Travelers should be advised that it is possible to acquire malaria despite prophylaxis and regardless of the prophylactic regimen used. Symptoms can begin as early as 8 days after infection or as late as several months after departure from a malarious area. Travelers should be cautioned to seek medical attention promptly for any febrile illness and to inform the physician of their prior itinerary. The wisdom of general protective measures against mosquito bites should also be stressed for all travelers to malarious areas. Because the vector mosquitoes usually feed at night, it is advisable to diminish exposure between dusk and dawn by remaining in screened areas; using mosquito net ting, ideally treated with permethrin; covering exposed skin with clothing; and using insect repellent.

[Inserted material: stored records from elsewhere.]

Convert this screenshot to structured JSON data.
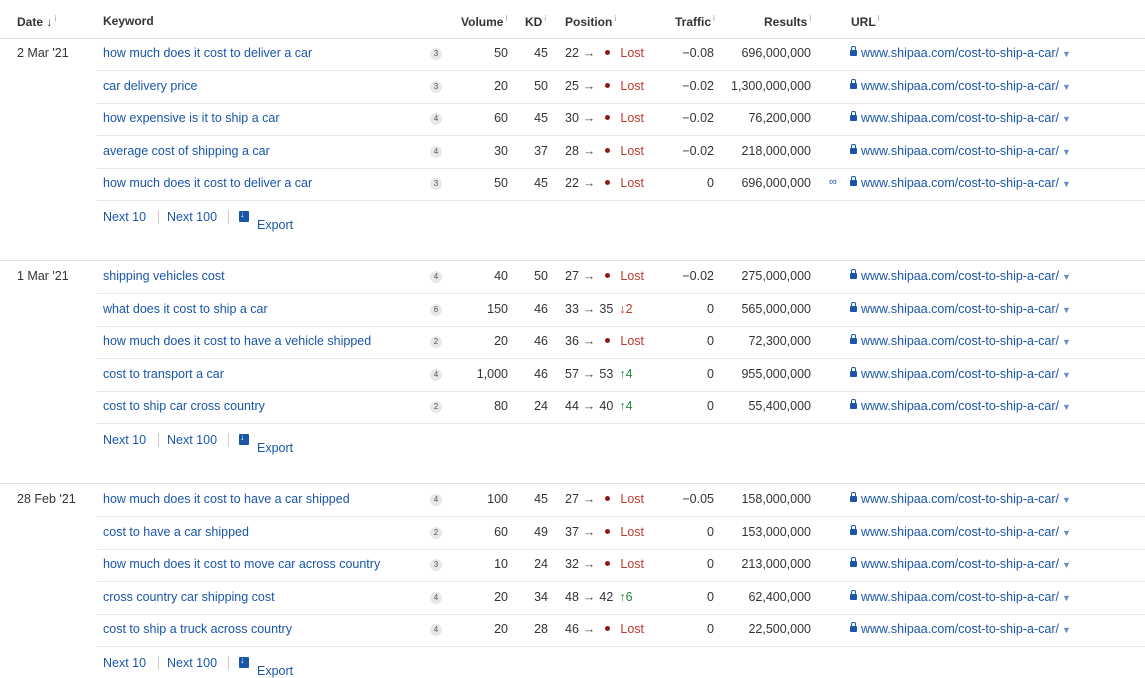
{
  "headers": {
    "date": "Date ↓",
    "keyword": "Keyword",
    "volume": "Volume",
    "kd": "KD",
    "position": "Position",
    "traffic": "Traffic",
    "results": "Results",
    "url": "URL",
    "info": "i"
  },
  "footer": {
    "next10": "Next 10",
    "next100": "Next 100",
    "export": "Export"
  },
  "groups": [
    {
      "date": "2 Mar '21",
      "rows": [
        {
          "keyword": "how much does it cost to deliver a car",
          "words": "3",
          "volume": "50",
          "kd": "45",
          "from": "22",
          "to": "",
          "change": "Lost",
          "dir": "lost",
          "traffic": "−0.08",
          "results": "696,000,000",
          "link": false,
          "url": "www.shipaa.com/cost-to-ship-a-car/"
        },
        {
          "keyword": "car delivery price",
          "words": "3",
          "volume": "20",
          "kd": "50",
          "from": "25",
          "to": "",
          "change": "Lost",
          "dir": "lost",
          "traffic": "−0.02",
          "results": "1,300,000,000",
          "link": false,
          "url": "www.shipaa.com/cost-to-ship-a-car/"
        },
        {
          "keyword": "how expensive is it to ship a car",
          "words": "4",
          "volume": "60",
          "kd": "45",
          "from": "30",
          "to": "",
          "change": "Lost",
          "dir": "lost",
          "traffic": "−0.02",
          "results": "76,200,000",
          "link": false,
          "url": "www.shipaa.com/cost-to-ship-a-car/"
        },
        {
          "keyword": "average cost of shipping a car",
          "words": "4",
          "volume": "30",
          "kd": "37",
          "from": "28",
          "to": "",
          "change": "Lost",
          "dir": "lost",
          "traffic": "−0.02",
          "results": "218,000,000",
          "link": false,
          "url": "www.shipaa.com/cost-to-ship-a-car/"
        },
        {
          "keyword": "how much does it cost to deliver a car",
          "words": "3",
          "volume": "50",
          "kd": "45",
          "from": "22",
          "to": "",
          "change": "Lost",
          "dir": "lost",
          "traffic": "0",
          "results": "696,000,000",
          "link": true,
          "url": "www.shipaa.com/cost-to-ship-a-car/"
        }
      ]
    },
    {
      "date": "1 Mar '21",
      "rows": [
        {
          "keyword": "shipping vehicles cost",
          "words": "4",
          "volume": "40",
          "kd": "50",
          "from": "27",
          "to": "",
          "change": "Lost",
          "dir": "lost",
          "traffic": "−0.02",
          "results": "275,000,000",
          "link": false,
          "url": "www.shipaa.com/cost-to-ship-a-car/"
        },
        {
          "keyword": "what does it cost to ship a car",
          "words": "6",
          "volume": "150",
          "kd": "46",
          "from": "33",
          "to": "35",
          "change": "2",
          "dir": "down",
          "traffic": "0",
          "results": "565,000,000",
          "link": false,
          "url": "www.shipaa.com/cost-to-ship-a-car/"
        },
        {
          "keyword": "how much does it cost to have a vehicle shipped",
          "words": "2",
          "volume": "20",
          "kd": "46",
          "from": "36",
          "to": "",
          "change": "Lost",
          "dir": "lost",
          "traffic": "0",
          "results": "72,300,000",
          "link": false,
          "url": "www.shipaa.com/cost-to-ship-a-car/"
        },
        {
          "keyword": "cost to transport a car",
          "words": "4",
          "volume": "1,000",
          "kd": "46",
          "from": "57",
          "to": "53",
          "change": "4",
          "dir": "up",
          "traffic": "0",
          "results": "955,000,000",
          "link": false,
          "url": "www.shipaa.com/cost-to-ship-a-car/"
        },
        {
          "keyword": "cost to ship car cross country",
          "words": "2",
          "volume": "80",
          "kd": "24",
          "from": "44",
          "to": "40",
          "change": "4",
          "dir": "up",
          "traffic": "0",
          "results": "55,400,000",
          "link": false,
          "url": "www.shipaa.com/cost-to-ship-a-car/"
        }
      ]
    },
    {
      "date": "28 Feb '21",
      "rows": [
        {
          "keyword": "how much does it cost to have a car shipped",
          "words": "4",
          "volume": "100",
          "kd": "45",
          "from": "27",
          "to": "",
          "change": "Lost",
          "dir": "lost",
          "traffic": "−0.05",
          "results": "158,000,000",
          "link": false,
          "url": "www.shipaa.com/cost-to-ship-a-car/"
        },
        {
          "keyword": "cost to have a car shipped",
          "words": "2",
          "volume": "60",
          "kd": "49",
          "from": "37",
          "to": "",
          "change": "Lost",
          "dir": "lost",
          "traffic": "0",
          "results": "153,000,000",
          "link": false,
          "url": "www.shipaa.com/cost-to-ship-a-car/"
        },
        {
          "keyword": "how much does it cost to move car across country",
          "words": "3",
          "volume": "10",
          "kd": "24",
          "from": "32",
          "to": "",
          "change": "Lost",
          "dir": "lost",
          "traffic": "0",
          "results": "213,000,000",
          "link": false,
          "url": "www.shipaa.com/cost-to-ship-a-car/"
        },
        {
          "keyword": "cross country car shipping cost",
          "words": "4",
          "volume": "20",
          "kd": "34",
          "from": "48",
          "to": "42",
          "change": "6",
          "dir": "up",
          "traffic": "0",
          "results": "62,400,000",
          "link": false,
          "url": "www.shipaa.com/cost-to-ship-a-car/"
        },
        {
          "keyword": "cost to ship a truck across country",
          "words": "4",
          "volume": "20",
          "kd": "28",
          "from": "46",
          "to": "",
          "change": "Lost",
          "dir": "lost",
          "traffic": "0",
          "results": "22,500,000",
          "link": false,
          "url": "www.shipaa.com/cost-to-ship-a-car/"
        }
      ]
    }
  ]
}
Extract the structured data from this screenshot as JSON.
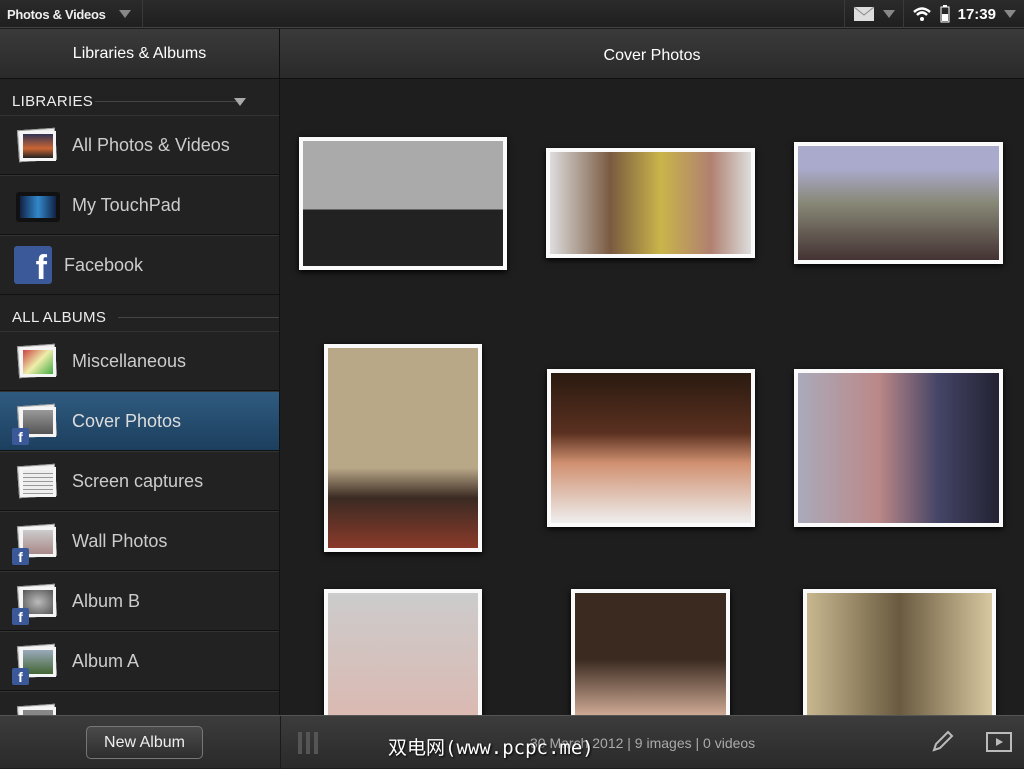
{
  "topbar": {
    "app_menu": "Photos & Videos",
    "clock": "17:39"
  },
  "sidebar": {
    "title": "Libraries & Albums",
    "libraries_header": "LIBRARIES",
    "libraries": [
      {
        "label": "All Photos & Videos"
      },
      {
        "label": "My TouchPad"
      },
      {
        "label": "Facebook"
      }
    ],
    "albums_header": "ALL ALBUMS",
    "albums": [
      {
        "label": "Miscellaneous",
        "facebook": false
      },
      {
        "label": "Cover Photos",
        "facebook": true,
        "selected": true
      },
      {
        "label": "Screen captures",
        "facebook": false
      },
      {
        "label": "Wall Photos",
        "facebook": true
      },
      {
        "label": "Album B",
        "facebook": true
      },
      {
        "label": "Album A",
        "facebook": true
      }
    ],
    "fb_glyph": "f"
  },
  "main": {
    "title": "Cover Photos",
    "photo_count": 9
  },
  "bottom": {
    "new_album": "New Album",
    "info": "30 March 2012 |  9 images |  0 videos",
    "watermark": "双电网(www.pcpc.me)"
  }
}
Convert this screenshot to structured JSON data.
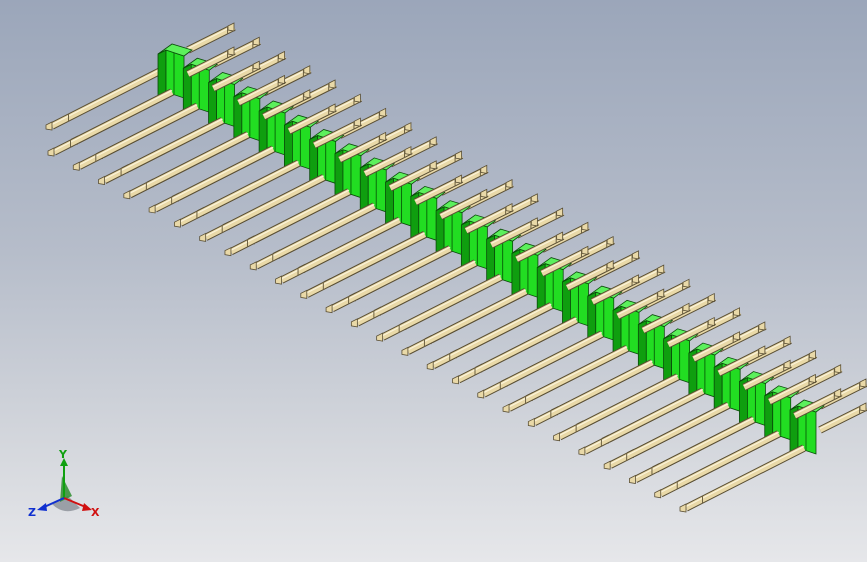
{
  "viewport": {
    "background_top": "#9ba6ba",
    "background_bottom": "#e6e7ea"
  },
  "model": {
    "part": "pin header",
    "rows": 2,
    "pins_per_row": 26,
    "housing_color": "#22dd22",
    "pin_color": "#e9d9a8"
  },
  "triad": {
    "x_label": "X",
    "y_label": "Y",
    "z_label": "Z",
    "x_color": "#d01010",
    "y_color": "#10a010",
    "z_color": "#1030d0"
  }
}
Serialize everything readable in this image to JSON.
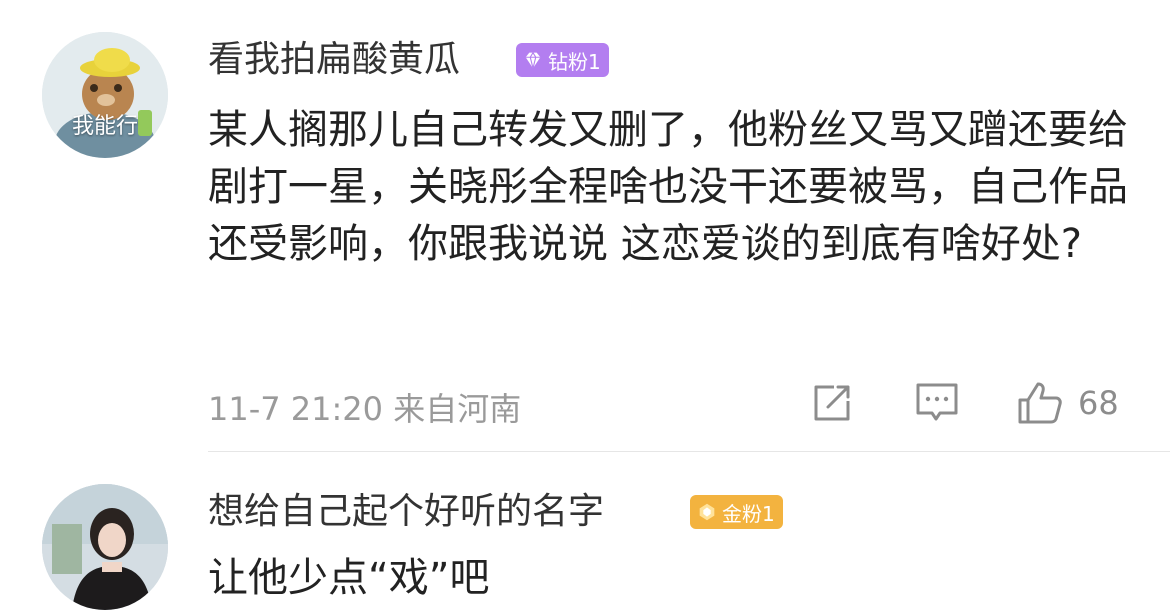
{
  "comments": [
    {
      "avatar_text": "我能行",
      "username": "看我拍扁酸黄瓜",
      "badge": "钻粉1",
      "text": "某人搁那儿自己转发又删了，他粉丝又骂又蹭还要给剧打一星，关晓彤全程啥也没干还要被骂，自己作品还受影响，你跟我说说 这恋爱谈的到底有啥好处?",
      "time": "11-7 21:20",
      "location": "来自河南",
      "like_count": "68"
    },
    {
      "username": "想给自己起个好听的名字",
      "badge": "金粉1",
      "text": "让他少点“戏”吧"
    }
  ],
  "colors": {
    "badge_diamond": "#b37ef0",
    "badge_gold": "#f3b33f",
    "meta_gray": "#9a9a9a"
  },
  "icons": [
    "share-icon",
    "comment-icon",
    "like-icon",
    "diamond-icon",
    "gold-badge-icon"
  ]
}
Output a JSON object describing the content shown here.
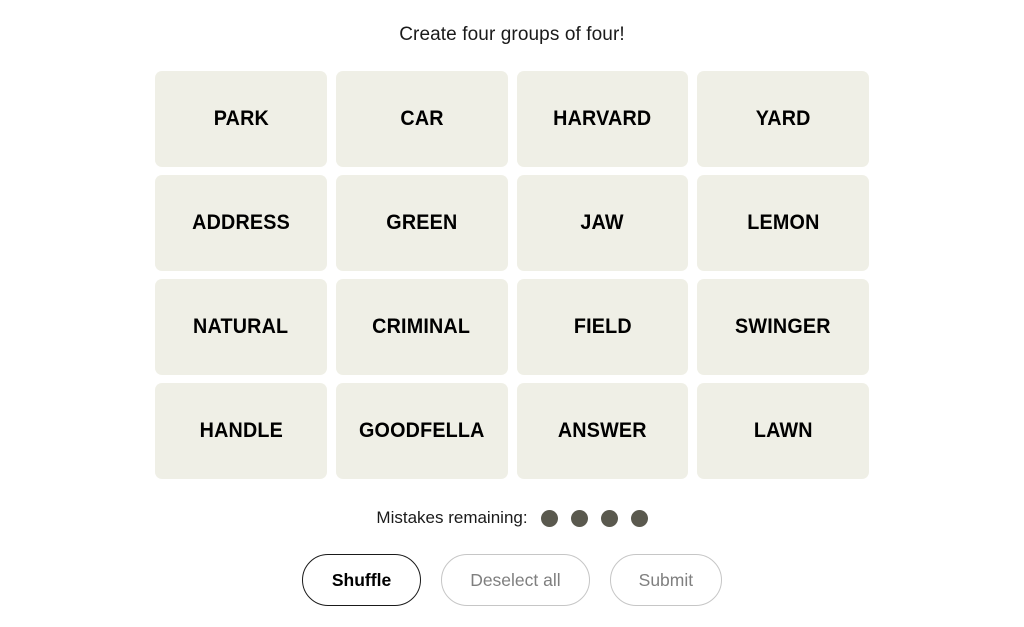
{
  "game": {
    "title": "Create four groups of four!",
    "tile_bg_color": "#EFEFE6",
    "page_bg_color": "#FFFFFF",
    "dot_color": "#5A594E",
    "active_border_color": "#1A1A1A",
    "disabled_border_color": "#C6C6C6",
    "disabled_text_color": "#7F7F7F"
  },
  "grid": {
    "rows": 4,
    "columns": 4,
    "tiles": [
      {
        "word": "PARK"
      },
      {
        "word": "CAR"
      },
      {
        "word": "HARVARD"
      },
      {
        "word": "YARD"
      },
      {
        "word": "ADDRESS"
      },
      {
        "word": "GREEN"
      },
      {
        "word": "JAW"
      },
      {
        "word": "LEMON"
      },
      {
        "word": "NATURAL"
      },
      {
        "word": "CRIMINAL"
      },
      {
        "word": "FIELD"
      },
      {
        "word": "SWINGER"
      },
      {
        "word": "HANDLE"
      },
      {
        "word": "GOODFELLA"
      },
      {
        "word": "ANSWER"
      },
      {
        "word": "LAWN"
      }
    ]
  },
  "mistakes": {
    "label": "Mistakes remaining:",
    "remaining": 4,
    "dots": [
      {
        "state": "filled"
      },
      {
        "state": "filled"
      },
      {
        "state": "filled"
      },
      {
        "state": "filled"
      }
    ]
  },
  "controls": {
    "shuffle_label": "Shuffle",
    "deselect_label": "Deselect all",
    "submit_label": "Submit"
  }
}
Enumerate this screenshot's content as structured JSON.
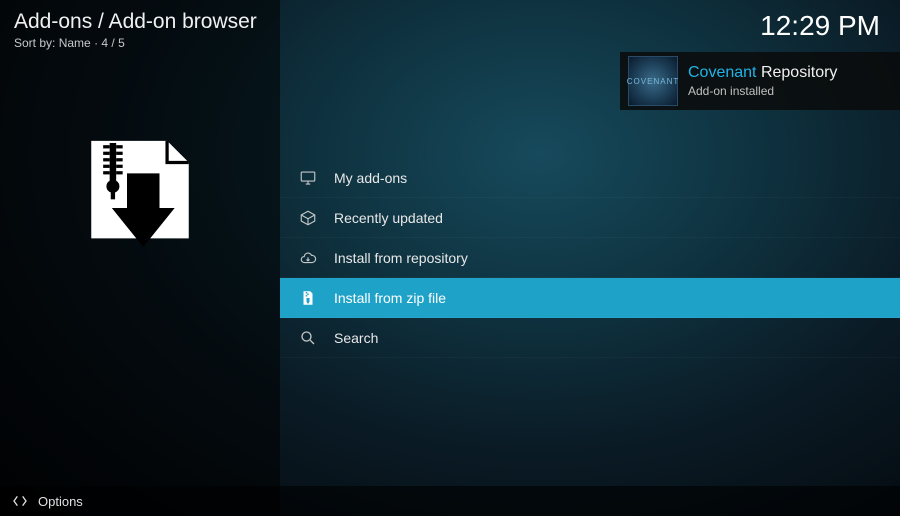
{
  "header": {
    "breadcrumb": "Add-ons / Add-on browser",
    "sort_label": "Sort by:",
    "sort_value": "Name",
    "position": "4 / 5",
    "clock": "12:29 PM"
  },
  "notification": {
    "title_accent": "Covenant",
    "title_rest": " Repository",
    "subtitle": "Add-on installed",
    "icon_text": "COVENANT"
  },
  "menu": {
    "items": [
      {
        "label": "My add-ons",
        "icon": "monitor-icon",
        "selected": false
      },
      {
        "label": "Recently updated",
        "icon": "box-icon",
        "selected": false
      },
      {
        "label": "Install from repository",
        "icon": "cloud-down-icon",
        "selected": false
      },
      {
        "label": "Install from zip file",
        "icon": "zip-icon",
        "selected": true
      },
      {
        "label": "Search",
        "icon": "search-icon",
        "selected": false
      }
    ]
  },
  "footer": {
    "options_label": "Options"
  }
}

Figure 5 This map displays the distribution of the chloroquine-resistant malaria (gray areas) and chloroquine-sensitive malaria (blue areas) in the Americas and in Asia, Europe, and Africa.
The choice of appropriate chemoprophylactic agents against malaria depends on the geographic areas to be visited and, importantly, whether these areas are endemic for CRPF [see Figure 5]. If travel is not to include areas where CRPF has been reported (e.g., Central America and the Caribbean), chloroquine remains the chemoprophylactic agent of choice. For most of the world, however, alternatives to chloroquine are required. Mainline alternatives to chloroquine include mefloquine and atovaquone-proguanil (Malarone).